A figurante da escola de samba desfilando sua decadência pelas ruas mal iluminadas e cheias de decibéis |
O carnaval deste ano foi bárbaro, como
se dizia antigamente, e bote antigamente nisso! Pena que o velho Leão não deu
as caras na folia por motivo superior, ou inferior, qual seja: liseu e falta de
saúde. Desde menino, eu ficava encantado com a la ursa, o boi, o papangu, o
índio, a troça de mascarados. Isso acabou. Pelo menos está marginalizado,
desacreditado, quase excluído da brincadeira, conforme informam os foliões modernos. Um deles, meu xará por nome
Fábio Araújo, foi taxativo: não existe mais tradição porque a sociedade está
aculturada. Vivemos em constantes modificações e esse carnaval tradição de que
falam não tem em lugar nenhum”. O jovem simplesmente acha que a cultura, o
legado, a memória de um povo é cocô de louro, e quem estiver incomodado com os
paredões, mude-se. É o fenômeno da aculturação, segundo ele.
Seguindo na trilha da tese do Fábio
Araújo, é certo que o mundo todo vive essa mistura cultural. No caso da música,
dança e outras formas de arte, o que se tem é mesmo uma aculturação, que é a
dominação de uma cultura sobre a outra por meio do controle da mídia,
constituindo-se um processo de sujeição social. Um grande esquema empresarial
de mídia impõe o gosto musical, a dança e tudo o mais. Trata-se de uma
imposição cultural, e isso acontece com o carnaval, com o forró e todas as
demais manifestações artísticas nordestinas.
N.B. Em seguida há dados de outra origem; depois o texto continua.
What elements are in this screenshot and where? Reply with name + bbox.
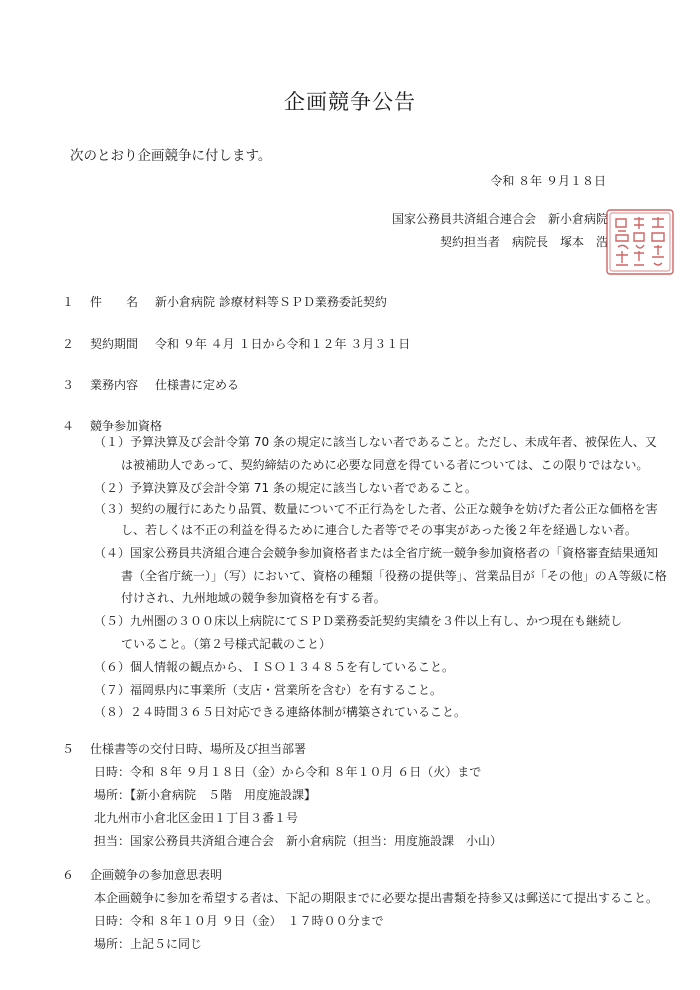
- section-label: 業務内容: [90, 378, 139, 392]
- qualification-line: は被補助人であって、契約締結のために必要な同意を得ている者については、この限りではない。: [121, 458, 649, 472]
- qualification-line: （７）福岡県内に事業所（支店・営業所を含む）を有すること。: [94, 683, 443, 697]
- participation-line: 本企画競争に参加を希望する者は、下記の期限までに必要な提出書類を持参又は郵送にて提出すること。: [94, 891, 659, 905]
- section-heading: 仕様書等の交付日時、場所及び担当部署: [90, 742, 307, 756]
- issuer-representative: 契約担当者 病院長 塚本 浩: [439, 235, 608, 249]
- section-number: ２: [62, 337, 75, 351]
- section-label: 契約期間: [90, 337, 139, 351]
- section-3: [62, 376, 239, 393]
- section-heading: 企画競争の参加意思表明: [90, 868, 223, 882]
- qualification-line: （５）九州圏の３００床以上病院にてＳＰＤ業務委託契約実績を３件以上有し、かつ現在も継続し: [94, 614, 623, 628]
- qualification-line: ていること。（第２号様式記載のこと）: [121, 637, 332, 651]
- intro-text: 次のとおり企画競争に付します。: [70, 148, 272, 164]
- qualification-line: （２）予算決算及び会計令第 71 条の規定に該当しない者であること。: [94, 481, 477, 495]
- section-5-heading: [62, 740, 306, 757]
- section-number: １: [62, 295, 75, 309]
- section-2: [62, 335, 410, 352]
- official-seal-icon: [604, 207, 676, 277]
- distribution-line: 担当：国家公務員共済組合連合会 新小倉病院（担当：用度施設課 小山）: [94, 834, 503, 848]
- section-number: ４: [62, 419, 75, 433]
- section-6-heading: [62, 866, 222, 883]
- section-text: 令和 ９年 ４月 １日から令和１２年 ３月３１日: [155, 337, 411, 351]
- distribution-line: 場所：【新小倉病院 ５階 用度施設課】: [94, 788, 317, 802]
- section-text: 仕様書に定める: [155, 378, 240, 392]
- section-number: ３: [62, 378, 75, 392]
- qualification-line: 付けされ、九州地域の競争参加資格を有する者。: [121, 591, 386, 605]
- section-heading: 競争参加資格: [90, 419, 163, 433]
- section-4-heading: [62, 417, 162, 434]
- document-title: 企画競争公告: [284, 90, 416, 114]
- section-number: ６: [62, 868, 75, 882]
- distribution-line: 北九州市小倉北区金田１丁目３番１号: [94, 811, 299, 825]
- issue-date: 令和 ８年 ９月１８日: [490, 174, 606, 188]
- section-label: 件 名: [90, 295, 139, 309]
- section-text: 新小倉病院 診療材料等ＳＰＤ業務委託契約: [155, 295, 387, 309]
- qualification-line: （１）予算決算及び会計令第 70 条の規定に該当しない者であること。ただし、未成年者、被保佐人、又: [94, 435, 657, 449]
- section-number: ５: [62, 742, 75, 756]
- qualification-line: し、若しくは不正の利益を得るために連合した者等でその事実があった後２年を経過しない者。: [121, 523, 637, 537]
- distribution-line: 日時：令和 ８年 ９月１８日（金）から令和 ８年１０月 ６日（火）まで: [94, 765, 482, 779]
- qualification-line: （３）契約の履行にあたり品質、数量について不正行為をした者、公正な競争を妨げた者公正な価格を害: [94, 502, 658, 516]
- qualification-line: （４）国家公務員共済組合連合会競争参加資格者または全省庁統一競争参加資格者の「資格審査結果通知: [94, 546, 659, 560]
- qualification-line: 書（全省庁統一）」（写）において、資格の種類「役務の提供等」、営業品目が「その他」のＡ等級に格: [121, 569, 667, 583]
- qualification-line: （６）個人情報の観点から、ＩＳＯ１３４８５を有していること。: [94, 660, 455, 674]
- issuer-organization: 国家公務員共済組合連合会 新小倉病院: [391, 212, 608, 226]
- participation-line: 場所：上記５に同じ: [94, 937, 203, 951]
- qualification-line: （８）２４時間３６５日対応できる連絡体制が構築されていること。: [94, 705, 467, 719]
- section-1: [62, 293, 387, 310]
- participation-line: 日時：令和 ８年１０月 ９日（金） １７時００分まで: [94, 914, 384, 928]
Geralmente, nesses casos, o grupo dominado tem sua cultura vilipendiada
pelo grupo dominador.
Entretanto, toda sujeição tem
resistência. Nem todo mundo tem a cabeça vazia para aceitar a dominação
cultural. O mestre Adeildo Vieira testemunhou: “Estive no domingo de carnaval
em Itabaiana. Tive que sair correndo do barulho e da absurda desorganização. Os
paredões estão vencendo a lógica popular do nosso carnaval. Me senti órfão da
alegria carnavalesca da minha terra. Sim, ela está na UTI. Precisamos
ajudá-la.”
Quem entende de cultura é quem vive para
conservar a tradição, como Margareth Lígia Bandeira, que lembrou: “O TAC (Termo
de Ajustamento de Conduta) feito na campanha do poeta Jessier contra os
paredões parece que deixou de valer. Este ano, o MP liberou os paredões, desde
que em circulação. Donos dessas máquinas juntaram 10 pessoas, registraram como
"bloco" e o resultado foi paredões à vontade, circulando e parados,
invadindo blocos de bois, caboclinhos e escolas de samba.
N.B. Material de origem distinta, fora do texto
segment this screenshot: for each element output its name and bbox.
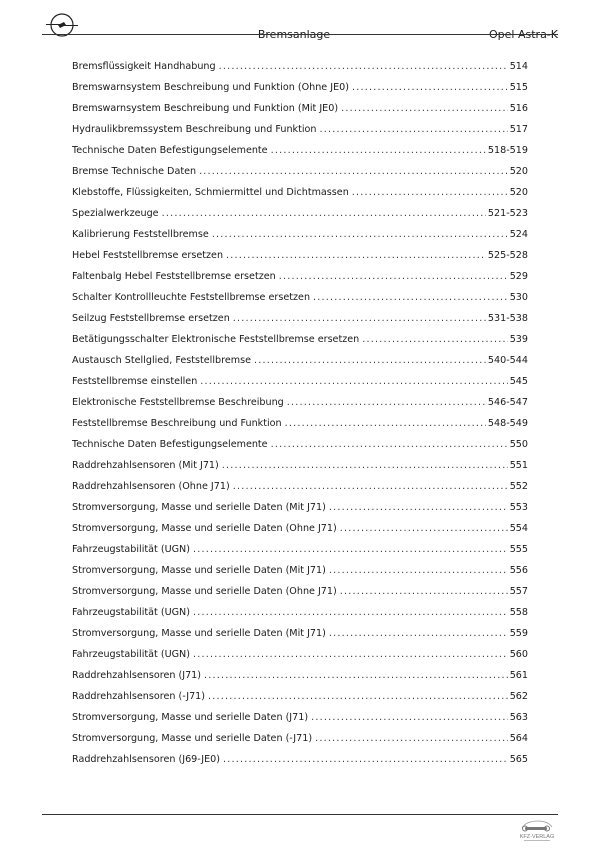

Por outro lado, o carnaval foi pródigo
em cenas do folclore político. No meio dos trios e dos paredões, os políticos
acenavam para o povão, davam beijinhos, abraços e notas de cinco reais. O filho
da ex-prefeita Dida, Sinval, pré-candidato a prefeito, foi abraçado e aclamado
pelos foliões já saudosos das delícias e gozos de sua gestão. O prefeito Toinho
Meu Querido pagou, ou prometeu pagar, um trio elétrico para o bloco da Saudade
e ajudar no cachê da orquestra. Na terça-feira, “o prefeito esfarrapou”,
segundo um membro do bloco, e Sinval aproveitou a deixa para ganhar do seu
adversário. Mandou um trio elétrico maior e mais moderno. Quando Toinho viu
aquilo, ficou muito macho, chamou o povo do bloco e foi taxativo:
--- Se a orquestra subir nesse trio de
Sinval, eu não pago.
Resultado: a orquestra não subiu no trio
elétrico de Sinval, desfilou no chão, no meio dos paredões e paredinhas. De
certa forma, foi uma volta ao passado, porque a tradição era a orquestra sair
junto com os foliões, pisando a terra quente do frevo e do samba rasgado. Mas,
teve gente que quase rasga o fiofó de raiva.